Third, Bangladesh needs to expand beyond ready-made garments to maintain sustained growth and long-term economic resilience. Investing in sectors like light engineering, agro-processing, pharmaceuticals, and IT services is crucial. Skills development and technical training should match the needs of emerging industries. Encouraging innovation via research collaborations, technology adoption, and public-private partnerships will elevate the economy along the value chain and boost global competitiveness.
Fourth, strengthening social protection systems and consolidating human capital improvements are crucial.
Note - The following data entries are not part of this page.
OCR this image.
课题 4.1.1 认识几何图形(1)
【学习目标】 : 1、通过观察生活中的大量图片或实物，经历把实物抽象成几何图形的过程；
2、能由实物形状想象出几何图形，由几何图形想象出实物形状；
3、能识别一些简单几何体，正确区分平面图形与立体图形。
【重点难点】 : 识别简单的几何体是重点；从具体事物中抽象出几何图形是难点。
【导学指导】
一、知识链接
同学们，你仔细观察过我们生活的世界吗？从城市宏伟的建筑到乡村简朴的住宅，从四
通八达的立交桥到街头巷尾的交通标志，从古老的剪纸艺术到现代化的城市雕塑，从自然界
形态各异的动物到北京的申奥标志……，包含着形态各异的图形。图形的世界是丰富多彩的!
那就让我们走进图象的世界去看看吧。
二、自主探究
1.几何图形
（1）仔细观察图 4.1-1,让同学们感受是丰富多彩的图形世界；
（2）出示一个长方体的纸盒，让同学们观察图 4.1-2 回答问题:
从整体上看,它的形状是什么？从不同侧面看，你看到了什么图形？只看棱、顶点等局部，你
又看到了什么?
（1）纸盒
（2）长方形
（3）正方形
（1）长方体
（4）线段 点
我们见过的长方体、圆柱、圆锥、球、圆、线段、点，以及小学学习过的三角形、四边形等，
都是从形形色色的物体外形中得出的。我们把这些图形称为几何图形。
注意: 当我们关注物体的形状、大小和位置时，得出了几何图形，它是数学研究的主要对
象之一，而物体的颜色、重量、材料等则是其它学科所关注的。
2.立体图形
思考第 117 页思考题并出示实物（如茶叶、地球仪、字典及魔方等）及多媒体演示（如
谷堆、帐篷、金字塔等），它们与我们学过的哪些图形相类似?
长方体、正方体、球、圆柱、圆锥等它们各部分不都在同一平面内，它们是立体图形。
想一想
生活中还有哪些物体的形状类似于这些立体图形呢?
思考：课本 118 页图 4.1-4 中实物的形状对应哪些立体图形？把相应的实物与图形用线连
A transition from LDC might raise economic risks for some groups, so robust social safety nets, retraining initiatives, and employment support can act as safeguards. Ongoing investment in health and education, as well as inclusive policies, can sustain human capital achievements and ensure sustainable development rather than increased inequality.
Bangladesh is at a critical juncture. Its future achievements will depend less on retaining LDC status than on implementing strategic reforms, strengthening institutions, and fostering collective determination to turn graduation into a chance for resilient, inclusive growth.
Dr Fahmida Khatun is an economist and executive director at the Centre for Policy Dialogue (CPD). Views expressed in the article are the author’s own.